After reading the recent article printed in The Detroit News, "Town in Michigan's Upper Peninsula Celebrates Birthday, Harkens Back to Better Times," I believe the writer made some quick, subjective, and in some cases baseless claims about Escanaba and the Upper Peninsula. The U.P. that I know is a place where:
- Traditions are acknowledged, respected, and celebrated as a foundation for a successful future
- Citizens appreciate the beauty and benefits of our natural resources
- Children have the opportunity to learn, play, and grow in a healthy environment
- "Community" and "schools" operate hand-in-hand as partners
- Community service is not just a buzzword - it is a verb that translates into "leadership in action"
- People acknowledge and rejoice in collective success - no matter how big or small
- Your child is "our child" families and schools make sure that all children are loved and feel special
- Residents do not give up rather they work harder - as evidenced by Escanaba having the only state fair in Michigan
- Residents, even from different areas of the U.P. consider each other as "family" and "neighbors"
- Deep pride for our region and people is rooted in our souls
We do not appreciate a downstate newspaper reporter putting our much-loved city and our U.P. neighbors in a negative light. This is a time when Michigan residents need to build each other up, rather than tear each other down.

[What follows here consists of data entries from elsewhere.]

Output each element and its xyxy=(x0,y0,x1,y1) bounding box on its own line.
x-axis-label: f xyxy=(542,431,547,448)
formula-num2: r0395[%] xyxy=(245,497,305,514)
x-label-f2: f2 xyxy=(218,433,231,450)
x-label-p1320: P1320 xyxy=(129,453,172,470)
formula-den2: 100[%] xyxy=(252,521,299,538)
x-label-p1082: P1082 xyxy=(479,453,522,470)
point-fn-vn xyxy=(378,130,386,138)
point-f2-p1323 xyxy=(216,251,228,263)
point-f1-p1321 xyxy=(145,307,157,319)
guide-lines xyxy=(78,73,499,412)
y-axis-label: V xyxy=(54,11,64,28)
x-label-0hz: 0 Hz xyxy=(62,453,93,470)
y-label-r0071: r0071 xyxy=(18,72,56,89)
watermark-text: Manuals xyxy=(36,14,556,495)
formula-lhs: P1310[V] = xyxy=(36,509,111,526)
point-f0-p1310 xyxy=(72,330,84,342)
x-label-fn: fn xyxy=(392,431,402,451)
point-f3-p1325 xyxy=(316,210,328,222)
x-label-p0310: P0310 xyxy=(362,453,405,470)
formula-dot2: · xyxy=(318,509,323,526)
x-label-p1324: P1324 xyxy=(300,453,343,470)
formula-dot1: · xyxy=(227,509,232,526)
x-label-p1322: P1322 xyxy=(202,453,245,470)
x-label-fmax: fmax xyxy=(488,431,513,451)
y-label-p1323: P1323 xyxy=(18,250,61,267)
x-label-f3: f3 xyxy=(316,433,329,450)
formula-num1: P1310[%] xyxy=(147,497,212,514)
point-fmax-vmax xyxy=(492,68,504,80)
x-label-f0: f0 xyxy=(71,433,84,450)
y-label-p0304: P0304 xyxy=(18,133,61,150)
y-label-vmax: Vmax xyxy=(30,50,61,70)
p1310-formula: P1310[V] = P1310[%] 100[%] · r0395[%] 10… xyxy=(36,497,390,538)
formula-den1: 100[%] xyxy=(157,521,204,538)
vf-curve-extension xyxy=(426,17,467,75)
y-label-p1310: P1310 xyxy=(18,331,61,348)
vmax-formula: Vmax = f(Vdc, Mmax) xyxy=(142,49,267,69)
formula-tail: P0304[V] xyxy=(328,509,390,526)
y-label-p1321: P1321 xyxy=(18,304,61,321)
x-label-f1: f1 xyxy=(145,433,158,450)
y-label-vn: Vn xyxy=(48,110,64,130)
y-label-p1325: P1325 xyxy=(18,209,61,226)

The Escanaba community supported the Escanaba Area Public School District by passing a $22 million bond project to improve its schools, by providing revenue for its scholarship program (over $250,000 given annually to graduating seniors), by its continual support of our athletics, fine arts, robotics programs, and so much more. As the city of Escanaba celebrates its 150 years the focus will be on its people, its accomplishments, and its future.
I encourage individuals who have not visited our area or the Upper Peninsula to make the trip. Michigan's motto is, "If you seek a pleasant peninsula, look about you." Escanaba, along with the rest of the Upper Peninsula is certainly "pleasant," but a more appropriate adjective might be "phenomenal." Visitors should not only come to see what is here, but also might try to get to know us. They also might discover the special things the area offers. Upon finding yourself in Escanaba or in the surrounding area, before you realize it, you will be treated like the family and friends we appreciate and love. This is what was missing from the most recent article published in the Detroit News, and this is what truly makes Escanaba and the Upper Peninsula a wonderful place to live, work, and play.